Ein Blick auf die gegenwärtigen Auseinandersetzungen in den USA verrät, dass es bei Star Trek: Discovery kein Stück anders ist. So macht der vielfältige Cast in Discovery das Ideal einer globalen Kultur der Gleichberechtigung und Zusammenarbeit einer geeinten Menschheit am überzeugendsten von allen Star Trek-Manifestationen sichtbar. In Discovery werden damit in der Zusammensetzung der Crew die hitzigen Diskussionen über sexuelle Identitäten, wie auch klassisch die Gleichberechtigung von Ethnien und Geschlechtern, über kulturelle Identität, Homogenität und Diversität, aufgegriffen. Diese toben in den USA seit geraumer Zeit zwischen Konservativen und (Links-)Liberalen, zwischen Jung und Alt, zwischen Evangelikalen und liberalen Christen, zwischen Land und Stadt, zwischen Nord und Süd, zwischen Küste und Landesinnerem. Die Wahl Donald Trumps zeigte uns ungläubig dreinblickenden Europäern diese enormen Bruchlinien auf. Und auch vor der Trek-Fanbase machten sie nicht halt. Entsprechend heftig waren die Reaktionen auf die Homosexualität von Wissenschaftsoffizier Paul Stamets. CBS wurde unterstellt, sich einem „liberal mainstream“ zu unterwerfen. Ein Beispiel für all jene, die Roddenberrys Standpunkt wohl trotz exzessivem Trek-Konsum nie richtig verstehen wollten. Dieses sehr verhärtete, kämpferische Gegenüber wird in seiner Ambivalenz, zugegebenermaßen mit der Holzhammermethode, auch im Stand-Off zwischen Föderation und Klingonen verwertet.

Erster Offizier im Fokus

Auch wenn wir müde auf Captain Janeway verweisen, wenn es um starke weibliche Führungsfiguren in Star Trek geht, so muss man verstehen, dass das Frauenbild in weiten Teilen der USA weiterhin deutlich traditioneller ist. Vor diesem Hintergrund stellt die offensive Selbstverständlichkeit weiblicher Führungsfiguren gerade in den ersten zwei Folgen von Discovery durchaus ein Statement dar. Dass es sich zudem nicht um weiße Männer handelte ist das weitere versteckte Statement, in das man – mit aller Vorsicht – auch einen Gegenentwurf zum Bild eines vom männlichen White-Anglo-Saxon-Protestant-(WASP)-dominierten Nordamerika interpretieren kann. Verstanden wurde es jedenfalls so, wie so mancher Vorwurf zeigt, dass an die Stelle der WASP-Überrepräsentation eine Überrepräsentation sexueller und kultureller Minderheiten und Nischen getreten sei. Dies wiederum ist ein Indiz, wie sehr Discovery am Puls der Zeit liegt und wie weit wir von Roddenberrys Zukunftsvision entfernt sind: Dass derartiges schlichtweg keine Rolle mehr spielen sollte.
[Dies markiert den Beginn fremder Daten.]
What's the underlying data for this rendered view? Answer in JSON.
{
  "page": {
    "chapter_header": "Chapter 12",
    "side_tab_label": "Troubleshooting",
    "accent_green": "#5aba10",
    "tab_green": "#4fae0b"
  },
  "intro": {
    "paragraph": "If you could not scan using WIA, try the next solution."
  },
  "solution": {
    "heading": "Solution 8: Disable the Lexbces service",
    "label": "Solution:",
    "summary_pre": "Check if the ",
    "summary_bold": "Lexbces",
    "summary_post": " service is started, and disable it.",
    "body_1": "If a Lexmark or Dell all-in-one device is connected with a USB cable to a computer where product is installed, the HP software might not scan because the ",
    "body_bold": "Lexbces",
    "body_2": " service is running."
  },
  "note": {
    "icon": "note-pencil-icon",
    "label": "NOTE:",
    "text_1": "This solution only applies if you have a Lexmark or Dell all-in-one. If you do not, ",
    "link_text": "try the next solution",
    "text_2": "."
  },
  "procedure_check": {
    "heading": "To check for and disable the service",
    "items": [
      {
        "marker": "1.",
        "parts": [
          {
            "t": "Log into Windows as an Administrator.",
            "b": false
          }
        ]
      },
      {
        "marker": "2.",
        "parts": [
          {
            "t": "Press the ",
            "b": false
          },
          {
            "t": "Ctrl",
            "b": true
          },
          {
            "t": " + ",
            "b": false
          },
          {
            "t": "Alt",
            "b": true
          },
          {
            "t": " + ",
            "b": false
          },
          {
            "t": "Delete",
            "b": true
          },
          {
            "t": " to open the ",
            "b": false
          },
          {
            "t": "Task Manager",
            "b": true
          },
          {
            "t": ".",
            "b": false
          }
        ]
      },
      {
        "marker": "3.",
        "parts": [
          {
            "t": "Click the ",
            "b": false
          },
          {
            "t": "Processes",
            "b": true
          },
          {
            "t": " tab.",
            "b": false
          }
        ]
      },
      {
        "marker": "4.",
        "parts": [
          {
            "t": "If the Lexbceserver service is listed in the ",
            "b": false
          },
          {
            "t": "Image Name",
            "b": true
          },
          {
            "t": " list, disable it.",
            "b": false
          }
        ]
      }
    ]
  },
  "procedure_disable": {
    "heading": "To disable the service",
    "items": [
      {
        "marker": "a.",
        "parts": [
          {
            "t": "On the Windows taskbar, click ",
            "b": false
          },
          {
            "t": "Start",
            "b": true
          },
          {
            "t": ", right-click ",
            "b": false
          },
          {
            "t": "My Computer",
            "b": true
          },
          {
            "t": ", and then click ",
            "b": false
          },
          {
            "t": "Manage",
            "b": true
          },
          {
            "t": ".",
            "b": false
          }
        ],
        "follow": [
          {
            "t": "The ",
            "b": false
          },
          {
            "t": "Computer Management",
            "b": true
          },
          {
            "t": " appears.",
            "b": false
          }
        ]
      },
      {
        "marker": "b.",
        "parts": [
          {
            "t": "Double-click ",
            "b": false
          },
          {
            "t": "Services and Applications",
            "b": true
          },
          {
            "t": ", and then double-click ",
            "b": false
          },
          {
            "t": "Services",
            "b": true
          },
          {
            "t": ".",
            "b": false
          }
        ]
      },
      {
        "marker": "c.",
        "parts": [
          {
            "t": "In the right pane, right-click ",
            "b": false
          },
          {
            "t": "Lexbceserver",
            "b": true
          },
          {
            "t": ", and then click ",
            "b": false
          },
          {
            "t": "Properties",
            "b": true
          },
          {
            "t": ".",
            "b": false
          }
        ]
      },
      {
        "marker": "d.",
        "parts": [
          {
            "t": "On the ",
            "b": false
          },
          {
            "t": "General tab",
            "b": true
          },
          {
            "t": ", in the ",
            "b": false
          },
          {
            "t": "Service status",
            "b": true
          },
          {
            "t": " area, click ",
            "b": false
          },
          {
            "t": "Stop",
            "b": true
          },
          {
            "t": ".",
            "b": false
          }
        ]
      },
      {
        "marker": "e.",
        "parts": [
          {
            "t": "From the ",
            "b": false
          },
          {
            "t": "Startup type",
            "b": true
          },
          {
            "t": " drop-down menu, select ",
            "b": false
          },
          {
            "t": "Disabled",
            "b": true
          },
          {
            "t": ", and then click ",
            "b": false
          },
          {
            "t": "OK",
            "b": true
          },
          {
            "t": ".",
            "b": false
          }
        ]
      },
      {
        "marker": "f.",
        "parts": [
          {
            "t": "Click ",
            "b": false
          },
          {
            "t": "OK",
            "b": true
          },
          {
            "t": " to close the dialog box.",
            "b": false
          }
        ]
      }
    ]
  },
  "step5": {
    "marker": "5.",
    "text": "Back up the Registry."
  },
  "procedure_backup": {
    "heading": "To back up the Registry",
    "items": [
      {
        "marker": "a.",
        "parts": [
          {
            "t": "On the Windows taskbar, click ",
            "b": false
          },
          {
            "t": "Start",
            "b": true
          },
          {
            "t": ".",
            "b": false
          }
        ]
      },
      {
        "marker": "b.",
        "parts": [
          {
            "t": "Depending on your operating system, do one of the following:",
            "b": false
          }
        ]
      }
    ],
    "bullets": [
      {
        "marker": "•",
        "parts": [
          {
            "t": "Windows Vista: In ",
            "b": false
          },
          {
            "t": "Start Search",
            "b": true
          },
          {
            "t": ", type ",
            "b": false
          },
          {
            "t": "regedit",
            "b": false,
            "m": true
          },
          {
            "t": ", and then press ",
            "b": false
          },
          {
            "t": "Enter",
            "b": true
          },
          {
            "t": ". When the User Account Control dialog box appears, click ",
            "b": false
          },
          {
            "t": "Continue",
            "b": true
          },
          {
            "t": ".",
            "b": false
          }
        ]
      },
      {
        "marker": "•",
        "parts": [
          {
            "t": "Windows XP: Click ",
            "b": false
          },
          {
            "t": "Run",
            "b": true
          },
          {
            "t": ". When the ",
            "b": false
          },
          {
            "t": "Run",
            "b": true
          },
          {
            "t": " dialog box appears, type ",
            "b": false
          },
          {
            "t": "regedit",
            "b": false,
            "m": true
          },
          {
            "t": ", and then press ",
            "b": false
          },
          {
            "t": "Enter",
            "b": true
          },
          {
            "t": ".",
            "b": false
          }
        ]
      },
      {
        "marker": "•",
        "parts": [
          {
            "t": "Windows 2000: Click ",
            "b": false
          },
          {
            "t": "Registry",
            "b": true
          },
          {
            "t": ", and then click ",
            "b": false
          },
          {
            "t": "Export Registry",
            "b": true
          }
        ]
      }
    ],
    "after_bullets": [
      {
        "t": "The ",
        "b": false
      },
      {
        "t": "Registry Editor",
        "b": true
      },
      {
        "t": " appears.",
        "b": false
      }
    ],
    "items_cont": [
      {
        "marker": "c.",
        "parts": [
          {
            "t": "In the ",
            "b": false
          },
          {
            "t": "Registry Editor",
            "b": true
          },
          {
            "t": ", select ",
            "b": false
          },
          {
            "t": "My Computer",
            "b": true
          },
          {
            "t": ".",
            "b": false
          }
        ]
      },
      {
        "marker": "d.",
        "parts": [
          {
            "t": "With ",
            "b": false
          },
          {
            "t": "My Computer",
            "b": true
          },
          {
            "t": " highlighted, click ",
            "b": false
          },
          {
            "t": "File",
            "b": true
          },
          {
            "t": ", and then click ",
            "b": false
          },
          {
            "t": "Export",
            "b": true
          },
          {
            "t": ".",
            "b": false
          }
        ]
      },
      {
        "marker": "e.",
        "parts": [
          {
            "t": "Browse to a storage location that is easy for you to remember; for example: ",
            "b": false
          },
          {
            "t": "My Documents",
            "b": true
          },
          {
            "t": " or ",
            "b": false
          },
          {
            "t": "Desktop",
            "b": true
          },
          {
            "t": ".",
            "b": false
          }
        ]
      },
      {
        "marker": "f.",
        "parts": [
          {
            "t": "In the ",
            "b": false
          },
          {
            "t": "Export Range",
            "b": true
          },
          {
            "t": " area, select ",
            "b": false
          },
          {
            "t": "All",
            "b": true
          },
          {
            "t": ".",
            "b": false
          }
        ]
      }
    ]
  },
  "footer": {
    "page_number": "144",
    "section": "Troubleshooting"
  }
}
Gleichwohl: Diese Progressivität ist heute kein Alleinstellungsmerkmal von Star Trek mehr und wirkt daher eben nicht revolutionär. Allein in einem Punkt bleibt Star Trek, soweit absehbar, radikal: Religion scheint auf der Erde der Zukunft weiterhin keine (relevante) Rolle mehr zu spielen.

Politisches global

Jenseits sozialer Fragen aus der Binnenperspektive der US-Gesellschaft lassen sich auch Debatten über die internationalen Beziehungen, über Krieg und Frieden in den ersten zwei Discovery-Folgen klar erkennen.

James Frain als Botschafter Sarek.

Beginnen wir mit China und nachgeordnet Asien, das in Discovery nun auch deutlich repräsentiert wird (wenn auch bei weitem nicht so dominant wie z. B. in Firefly), sei es in der Abstammung Captain Georgious, im Namen der USS Shenzhou oder in einem kurzen Zitat von Sun Tzu in einem Gespräch auf der Brücke. Ähnlich wie im Fall von Chekov als Vertreter des (damals sozialistischen) Osteuropas wird hier mit China der internationale Herausforderer der USA in ein friedliches Zukunftsbild der Menschheit integriert, in dem ein existierender und sich erwartungsweise zuspitzender Konflikt als gelöst und überkommen dargestellt wird. Ein bisschen Siegergeschichte, ohne den Autoren dies in den Mund legen zu wollen, bleibt es trotzdem. So lehnt die Volksrepublik China eine universelle (westliche) Interpretation der Menschenrechte ab, und es bleibt abzuwarten, welchen Wandel die westlich geprägte internationale Ordnung inklusive der für die Vereinte Föderation der Planeten Pate stehenden Vereinten Nationen in den nächsten Jahrzehnten durch den Einfluss von China, Indien und anderen aufsteigenden Staaten erfahren wird.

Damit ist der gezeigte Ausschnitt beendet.